Stayed On In France, Rejected Socialism



Mario Vargas Llosa: 1936—: Writer.

Already a profound chronicler of South America's political and social reality, Mario Vargas Llosa took an unusual step for a writer in the 1980s: he immersed himself in the political life of his native Peru rather than simply standing outside it as an observer. In the widest sense, Vargas Llosa has been a champion of freedom, a writer who spoke out against abuses of military and government power, who defied literary conventions, and who stood up for the cause of freedom of expression for writers worldwide. His more than 15 novels and numerous other writings have gained him international acclaim as one of Latin America's most significant writers of the 20th century.

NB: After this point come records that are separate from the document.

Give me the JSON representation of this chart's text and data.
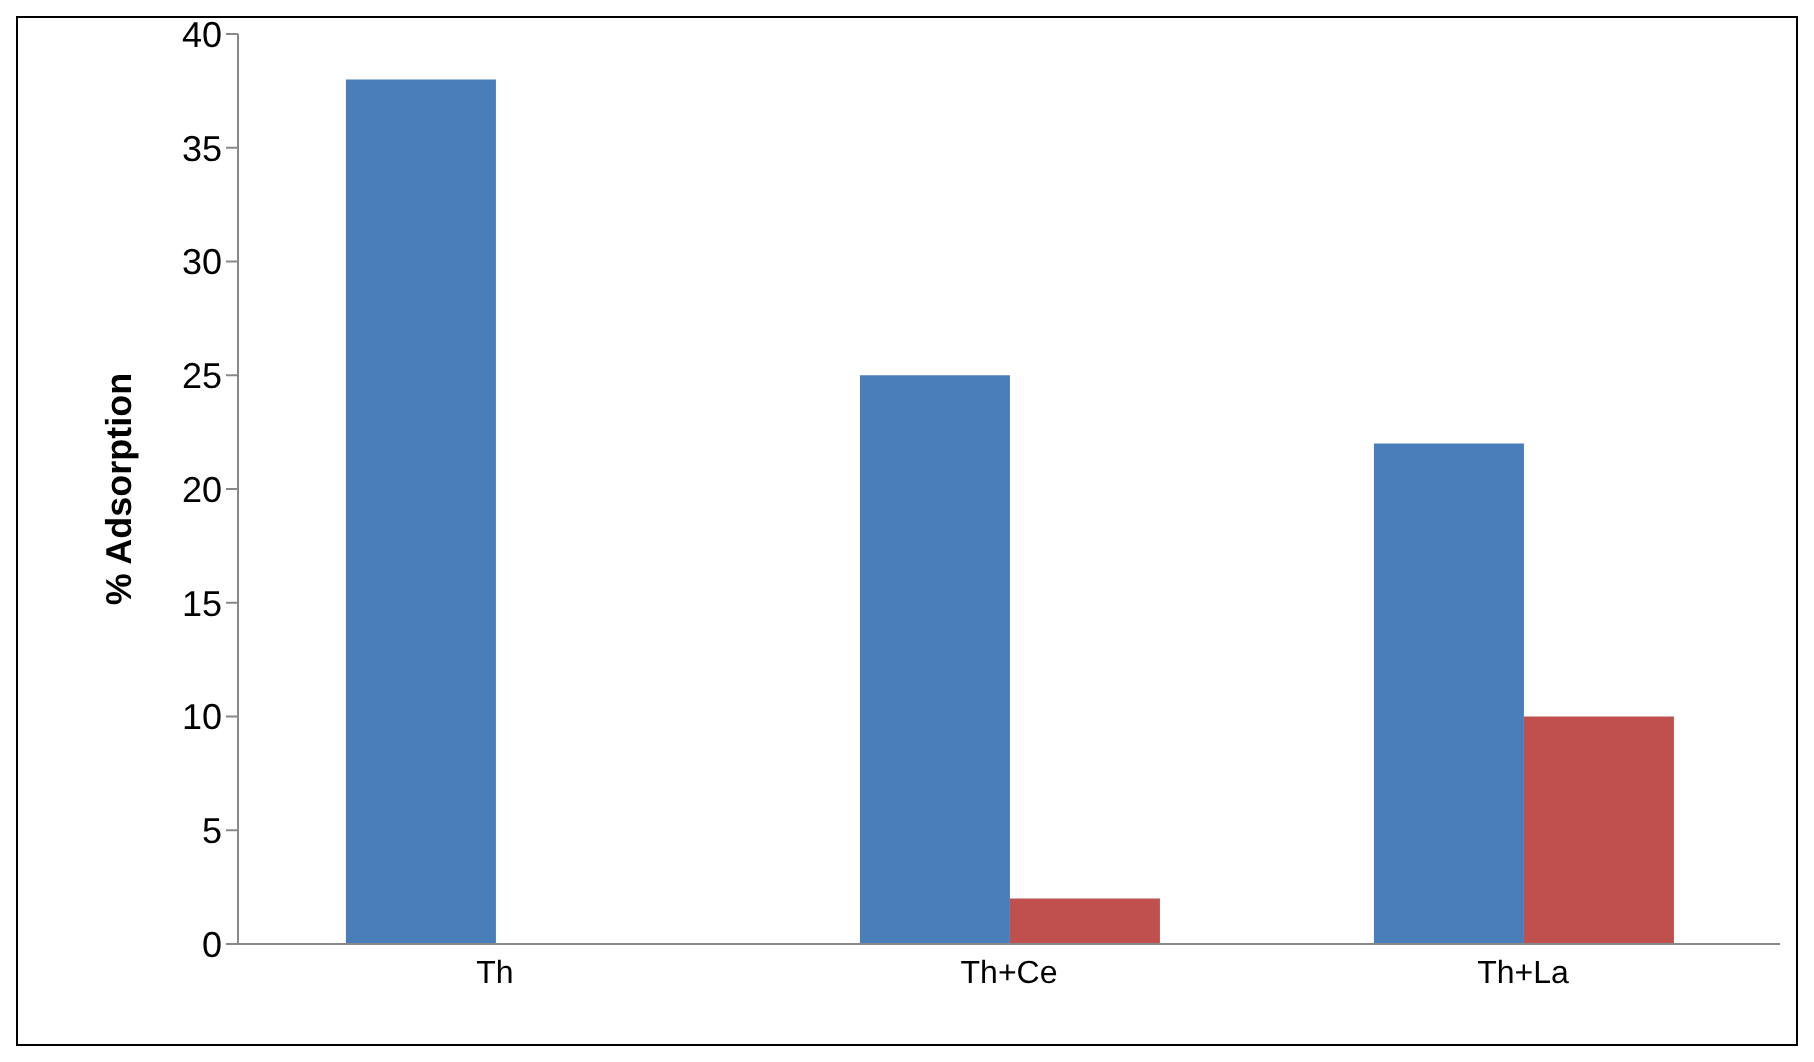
{
  "chart_data": {
    "type": "bar",
    "ylabel": "% Adsorption",
    "categories": [
      "Th",
      "Th+Ce",
      "Th+La"
    ],
    "series": [
      {
        "color": "#4a7ebb",
        "values": [
          38,
          25,
          22
        ]
      },
      {
        "color": "#c0504d",
        "values": [
          null,
          2,
          10
        ]
      }
    ],
    "ylim": [
      0,
      40
    ],
    "yticks": [
      0,
      5,
      10,
      15,
      20,
      25,
      30,
      35,
      40
    ],
    "grid": false,
    "legend": false
  }
}
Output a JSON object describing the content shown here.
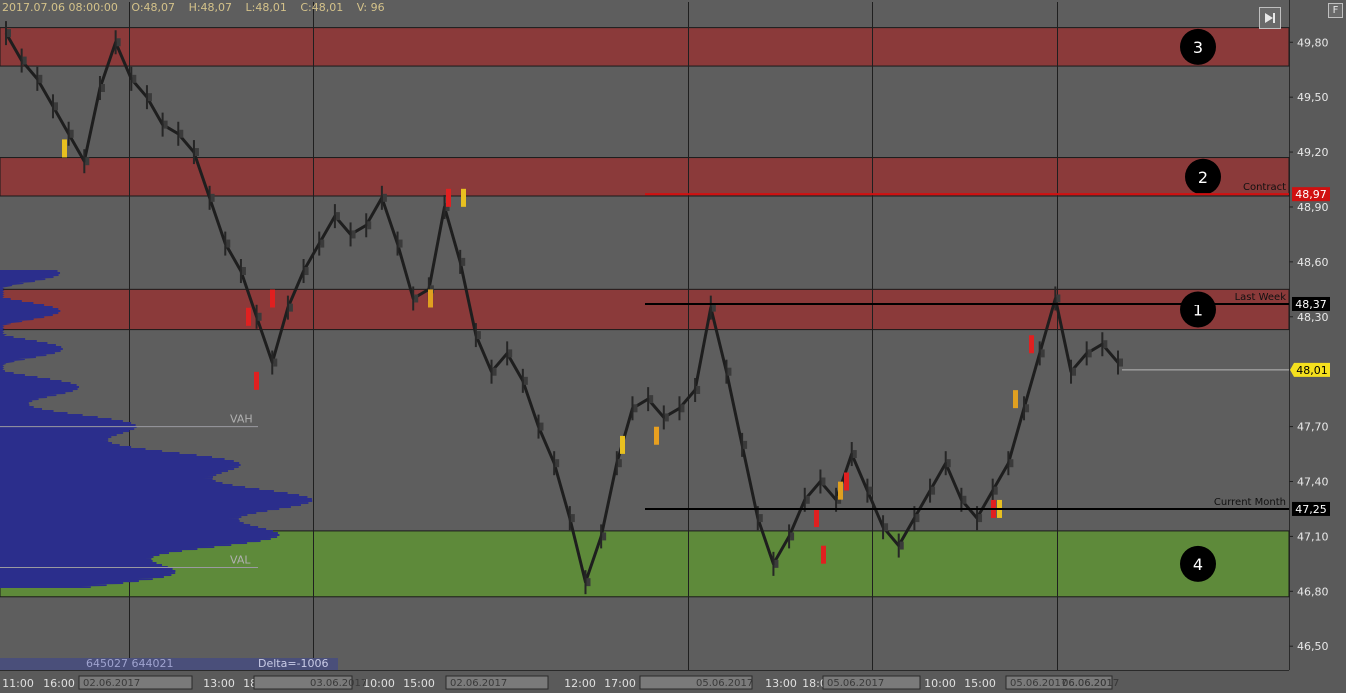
{
  "header": {
    "date": "2017.07.06 08:00:00",
    "open": "O:48,07",
    "high": "H:48,07",
    "low": "L:48,01",
    "close": "C:48,01",
    "volume": "V: 96"
  },
  "controls": {
    "corner_label": "F",
    "play_icon": "skip-end-icon"
  },
  "stats_bar": {
    "volume_pair": "645027  644021",
    "delta": "Delta=-1006"
  },
  "zones": [
    {
      "number": "3",
      "top": 49.88,
      "bottom": 49.67,
      "color": "#8b3a3a"
    },
    {
      "number": "2",
      "top": 49.17,
      "bottom": 48.96,
      "color": "#8b3a3a"
    },
    {
      "number": "1",
      "top": 48.45,
      "bottom": 48.23,
      "color": "#8b3a3a"
    },
    {
      "number": "4",
      "top": 47.13,
      "bottom": 46.77,
      "color": "#5e8a3a"
    }
  ],
  "levels": [
    {
      "name": "Contract",
      "price": "48,97",
      "color": "#d01010",
      "badge_bg": "#d01010",
      "badge_fg": "#ffffff"
    },
    {
      "name": "Last Week",
      "price": "48,37",
      "color": "#000000",
      "badge_bg": "#000000",
      "badge_fg": "#ffffff"
    },
    {
      "name": "Current Month",
      "price": "47,25",
      "color": "#000000",
      "badge_bg": "#000000",
      "badge_fg": "#ffffff"
    }
  ],
  "current_price": {
    "price": "48,01",
    "badge_bg": "#f5e01e",
    "badge_fg": "#000000"
  },
  "profile_labels": {
    "vah": "VAH",
    "val": "VAL",
    "vah_price": 47.7,
    "val_price": 46.93
  },
  "chart_data": {
    "type": "line",
    "y_ticks": [
      "49,80",
      "49,50",
      "49,20",
      "48,90",
      "48,60",
      "48,30",
      "47,70",
      "47,40",
      "47,10",
      "46,80",
      "46,50"
    ],
    "x_ticks": [
      "11:00",
      "16:00",
      "13:00",
      "18:00",
      "10:00",
      "15:00",
      "12:00",
      "17:00",
      "13:00",
      "18:00",
      "10:00",
      "15:00"
    ],
    "date_labels": [
      "02.06.2017",
      "03.06.2017",
      "02.06.2017",
      "05.06.2017",
      "05.06.2017",
      "06.06.2017",
      "05.06.2017",
      "06.06.2017"
    ],
    "ylim": [
      46.37,
      50.02
    ],
    "grid": true,
    "series": [
      {
        "values": [
          49.85,
          49.7,
          49.6,
          49.45,
          49.3,
          49.15,
          49.55,
          49.8,
          49.6,
          49.5,
          49.35,
          49.3,
          49.2,
          48.95,
          48.7,
          48.55,
          48.3,
          48.05,
          48.35,
          48.55,
          48.7,
          48.85,
          48.75,
          48.8,
          48.95,
          48.7,
          48.4,
          48.45,
          48.9,
          48.6,
          48.2,
          48.0,
          48.1,
          47.95,
          47.7,
          47.5,
          47.2,
          46.85,
          47.1,
          47.5,
          47.8,
          47.85,
          47.75,
          47.8,
          47.9,
          48.35,
          48.0,
          47.6,
          47.2,
          46.95,
          47.1,
          47.3,
          47.4,
          47.3,
          47.55,
          47.35,
          47.15,
          47.05,
          47.2,
          47.35,
          47.5,
          47.3,
          47.2,
          47.35,
          47.5,
          47.8,
          48.1,
          48.4,
          48.0,
          48.1,
          48.15,
          48.05
        ]
      }
    ]
  }
}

Vargas Llosa was born in the Peruvian city of Arequipa on March 28, 1936. He spent part of his childhood in Bolivia and was a voracious reader from the start; with an inclination toward classic novels of adventure such as The Three Musketeers, he sometimes penned his own endings, if the ones supplied were not to his liking. Vargas Llosa moved back to Peru with his family in 1945. For a time they lived in the small city of Piura, whose desolate house of prostitution would figure heavily in Vargas Llosa's novel, The Green House (La casa verde). Vargas Llosa later attended parochial school in Lima, but after his father found out about his literary efforts he was sent for two years to a military school called Leoncio Prado.